The Art Of Narcissistic Men

A narcissistic man is a double-edged sword that you’re convinced won’t hurt the hearts of its protectors before you realize you’re mistaken. 

He is your boss. Your boyfriend. Your father. Your lover. Your best friend. Your colleague or your situationship.

He yells like the backseat driver from hell after a wrong turn and a different route alternative to the one he prefers. 

He screams at you so loud that you’re sick as you drive to dinner, and then wonders why you don’t have much of an appetite as he stares at your full plate. You claim it’s the seemingly bad sauce after he probes further, since agnolotti is one of your favorites from this place and you don’t want to feel even worse later.

He accuses you of being irrational or stupid when you cry after you’ve only tried to help and tells you to stop with the waterworks as you can’t help but cry in front of a diner full of people.

He loses his license for speeding too many times and loses his mind when you finally get a ticket of your own.

 He only cries when he thinks about the loss of the dog or when you were a little girl or occasionally the recent accomplishments you’ve achieved that instigate his arrogant sense of pride, which is only really used so that he can show off to his so-called friends.

He’s more present in conversations that involve him or connect somehow to his life and tunes out like a static radio when it’s less relevant.  

He tries to change the subject just to escape a faulted argument and pays for dinner and expensive gifts that are a little gauche to remedy things better.

He chastizes you for incorrectly lodging paperwork you’ve never filed before that you only even did in the first place as an unattached favor and makes you feel incompetent in response. 

He tells you that he’ll live overseas with you for two years in what is supposed to be one of your biggest dreams and changes his mind at the last second.

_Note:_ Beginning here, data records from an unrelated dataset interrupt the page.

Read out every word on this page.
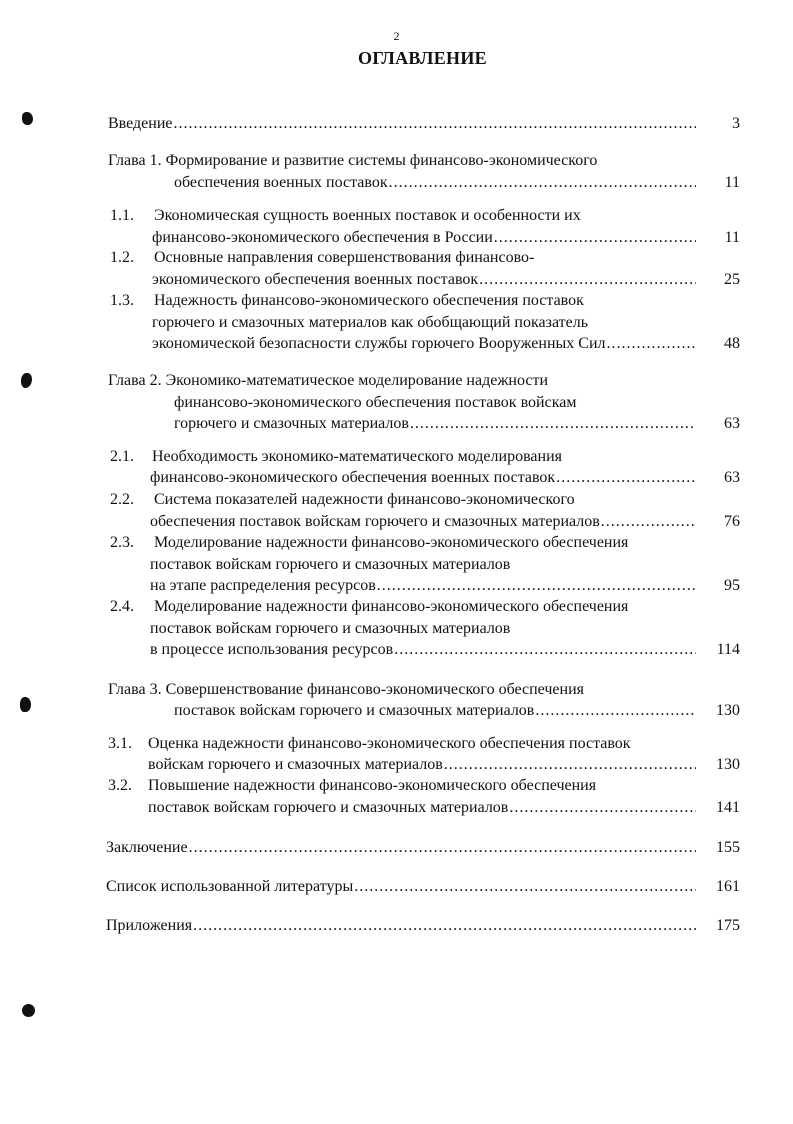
2
ОГЛАВЛЕНИЕ
Введение .....	3
Глава 1. Формирование и развитие системы финансово-экономического
обеспечения военных поставок .....	11
1.1. Экономическая сущность военных поставок и особенности их
финансово-экономического обеспечения в России .....	11
1.2. Основные направления совершенствования финансово-
экономического обеспечения военных поставок .....	25
1.3. Надежность финансово-экономического обеспечения поставок
горючего и смазочных материалов как обобщающий показатель
экономической безопасности службы горючего Вооруженных Сил .....	48
Глава 2. Экономико-математическое моделирование надежности
финансово-экономического обеспечения поставок войскам
горючего и смазочных материалов .....	63
2.1. Необходимость экономико-математического моделирования
финансово-экономического обеспечения военных поставок .....	63
2.2. Система показателей надежности финансово-экономического
обеспечения поставок войскам горючего и смазочных материалов .....	76
2.3. Моделирование надежности финансово-экономического обеспечения
поставок войскам горючего и смазочных материалов
на этапе распределения ресурсов .....	95
2.4. Моделирование надежности финансово-экономического обеспечения
поставок войскам горючего и смазочных материалов
в процессе использования ресурсов .....	114
Глава 3. Совершенствование финансово-экономического обеспечения
поставок войскам горючего и смазочных материалов .....	130
3.1. Оценка надежности финансово-экономического обеспечения поставок
войскам горючего и смазочных материалов .....	130
3.2. Повышение надежности финансово-экономического обеспечения
поставок войскам горючего и смазочных материалов .....	141
Заключение .....	155
Список использованной литературы .....	161
Приложения .....	175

He expects you to be a mother and a wife and maintain the house while supporting his dreams instead.

He isn’t fully certain of your birthday and knows that you’re somewhere in your twenties while failing to pinpoint just which one but knows the date of your brothers’ like the back of his hand. 

He books flights for a trip he knows he’ll be canceling as the departure date nears, only booking flights initially to show that he really could be there, but ultimately will not be, for one reason or another.

He turns red with anger when you leave the door open as the heater blares but leaves the house with the television on pause and drives with the window open and the air conditioner on.

He talks down to you in a patronizing tone because his masculinity and his extra years clearly make him so much wiser than anything you could ever be.

He smiles like he’s won a game, as if you’ve failed to outsmart him, when you try a method that doesn’t belong to him, which is impossible considering he knows best.

He doesn’t know the meaning of gaslighting and thinks women tend to exaggerate or are falsely superior.

He speaks of your childhood with reinvented memories and exaggerated persona, unable to remember the freeze-dried moments of traumas he helped cement.

He denies that he’s a narcissist and ensures you that it’s all in your head. Ultimately you can’t help but wonder if the collective series of supposedly narcissistic exhibitions are real at all, or if maybe the real problem is you.